The night begins with Reed and Caroline, an analog-pop duo with a sound that would have felt as appropriate opening for Yazoo in 1983 as it does for Erasure in 2018. They aren’t nearly as pop-oriented as the headliners, but their vocoder-laced songs have their charm.
Bathed in blue light, Andy Bell sits backwards on a chair facing the audience. It’s a classic motif that has me thinking of Liza Minelli in Cabaret. I prefer the staged musical to the film, but Minelli’s performance is iconic. Still, given the choice, I’d take an Erasure concert over a Minelli live show. Nothing against Minelli; Erasure have just played a far more dramatic role in my life.
Above Bell, on a platform obscured by rails fitted with neon lights, a variety of keyboards and an acoustic guitar, is Vince Clarke. He’s a benevolent overseer, content to play his part without fussing over who gets to stand in the spotlight. Put him in a tank or a rocket bound for the moon—he doesn’t mind as long as he has his guitar and keyboards to shelter him.
Bell is about to announce his entrance with the opening vocal refrain of “Oh L’Amour,” the duo’s third single from their 1986 debut, Wonderland. He’ll soon be joined by backup singers Emma Whittle and Valerie Chalmers and then, in an instant, Clarke will transform this melancholic song about heartbreak into a euphoric dance party. No one knows how to celebrate devastation and romantic failure like Erasure.
Later in the evening Bell will invite the audience to sing along with him, but most of the sold-out crowd have already added their vocals into the mix without a formal invitation.
“Ship of Fools,” the first of numerous journeys back to 1988’s The Innocents, is met with great applause.
Bell dances across the stage dressed in a suit coat adorned with paint-splattered wings, tattooed tights and a black, sequined Thrasher Magazine shirt. Under the blacklights, the shirt’s logo burns a bright yellow and red. I try to imagine a younger Bell with wild blonde curls on a skateboard, skating London’s South Bank.
“Breathe” whisks us away from the ’80s to 2005’s renaissance release, Nightbird. It’s an era that I’d happily stay in for a while, but the present is calling, and 2017’s World Be Gone is highlighted with “Just a Little Love” and the only non-single of the night, “Sweet Summer Loving.”
The suit coat is the first to go, and the Thrasher shirt soon follows, revealing that the tights were part of a full-body tattoo suit.
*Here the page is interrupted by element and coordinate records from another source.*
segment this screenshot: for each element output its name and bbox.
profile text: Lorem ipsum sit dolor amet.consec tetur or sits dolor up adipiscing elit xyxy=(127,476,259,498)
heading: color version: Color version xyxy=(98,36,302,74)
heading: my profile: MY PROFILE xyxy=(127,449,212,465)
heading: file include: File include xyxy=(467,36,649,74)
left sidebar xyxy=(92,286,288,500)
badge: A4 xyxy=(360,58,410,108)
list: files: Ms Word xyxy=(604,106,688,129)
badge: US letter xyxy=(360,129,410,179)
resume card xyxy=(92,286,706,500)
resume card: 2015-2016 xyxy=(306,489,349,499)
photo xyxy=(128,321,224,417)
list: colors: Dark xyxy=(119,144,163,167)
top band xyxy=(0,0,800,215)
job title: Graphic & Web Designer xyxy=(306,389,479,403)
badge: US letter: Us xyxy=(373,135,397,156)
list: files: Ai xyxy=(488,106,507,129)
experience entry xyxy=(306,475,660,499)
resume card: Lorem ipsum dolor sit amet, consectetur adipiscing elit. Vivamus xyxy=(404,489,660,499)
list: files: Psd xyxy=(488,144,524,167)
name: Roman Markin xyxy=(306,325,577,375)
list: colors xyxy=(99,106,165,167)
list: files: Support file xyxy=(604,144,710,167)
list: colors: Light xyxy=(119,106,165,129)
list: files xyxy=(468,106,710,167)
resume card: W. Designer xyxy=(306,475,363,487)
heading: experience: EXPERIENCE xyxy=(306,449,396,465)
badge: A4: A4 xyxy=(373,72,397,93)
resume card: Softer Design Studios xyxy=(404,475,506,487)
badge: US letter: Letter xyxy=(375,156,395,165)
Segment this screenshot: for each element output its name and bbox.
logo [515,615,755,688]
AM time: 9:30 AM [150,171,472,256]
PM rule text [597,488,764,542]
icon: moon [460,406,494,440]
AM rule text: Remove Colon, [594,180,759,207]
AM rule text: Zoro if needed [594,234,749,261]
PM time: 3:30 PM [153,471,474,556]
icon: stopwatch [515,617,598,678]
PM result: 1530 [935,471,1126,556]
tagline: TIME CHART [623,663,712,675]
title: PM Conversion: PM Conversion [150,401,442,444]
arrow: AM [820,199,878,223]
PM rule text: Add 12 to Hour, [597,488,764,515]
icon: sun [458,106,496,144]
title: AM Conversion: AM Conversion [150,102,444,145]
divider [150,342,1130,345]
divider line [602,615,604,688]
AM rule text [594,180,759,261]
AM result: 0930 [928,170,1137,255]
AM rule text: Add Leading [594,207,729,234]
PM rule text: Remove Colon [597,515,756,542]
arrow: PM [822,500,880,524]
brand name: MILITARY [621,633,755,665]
Bell jokes that he was considered for the role of Gollum in The Lord of the Rings films.
With a wink, we’re taken back to 1987 with “Victim of Love,” pushed forward to 1988 with “Phantom Bride,” brought back to the present for a stirring rendition of “World Be Gone,” and then transported to the very beginning with “Who Needs Love Like That.”
Bell, always the gentleman host, is talkative tonight, talking about shopping for makeup, bantering with the front row while sipping whiskey tea from a “T.J. Maxx flask.”
Erasure frequently work a cover song into their set, and this tour’s selection is Blondie’s “Atomic.” There are a few dozen Erasure originals that I’d prefer to be hearing. Still, if you are going to sing a disco anthem about someone’s hair, “Atomic” at least sounds good.
Returning to their own back catalog, we’re given “Love to Hate You,” the night’s only visit to 1991’s Chorus. It’s also the one track that doesn’t appear on their recent live release, World Be Live, recordings pulled from last year’s shows in London.
1989’s Wild! is represented by two of its singles, “Blue Savannah” and “Drama!” I always associate the album with the memory of Holly, a classmate who was lucky enough to attend the Wild! Tour’s Salt Lake stop. She had the audacity to wear a T-shirt from the show to school the following day. I quietly boiled over with envy. (Maybe not so quietly).
“Love You to the Sky,” the lead single from World Be Gone, arrives next. By the song’s end I’m a blubbering mess. It’s like crying in Superman Returns or at the end of Star Wars: The Last Jedi. I have my reasons, but it’s unexpected nonetheless.
I pull myself together for “Sometimes,” Erasure’s fourth single and their first bonafide hit in England.
This is followed by “Always,” the lead single from 1994’s I Say, I Say, I Say. Unlike the video, Jason Statham does not make a cameo appearance.
The set ends with “Stop!,” a track from the Crackers International release that served as a Christmas release in 1988 and a bridge between the The Innocents and Wild! releases.
Thunderous applause follows—genuine, stand-on-your-feet applause.
We’re rewarded with “A Little Respect,” and in that moment, dozens of bucket lists moved closer to completion.
Selfishly, having seen Erasure a handful of times now, I would have liked a set that was focused on the newer material. A bit of Light at the End of the World and Tomorrow’s World with a large dollop of The Violet Flame and a side of the self-titled release. And Cowboy. And a track or two from Loveboat.
Still, it was a pretty amazing night.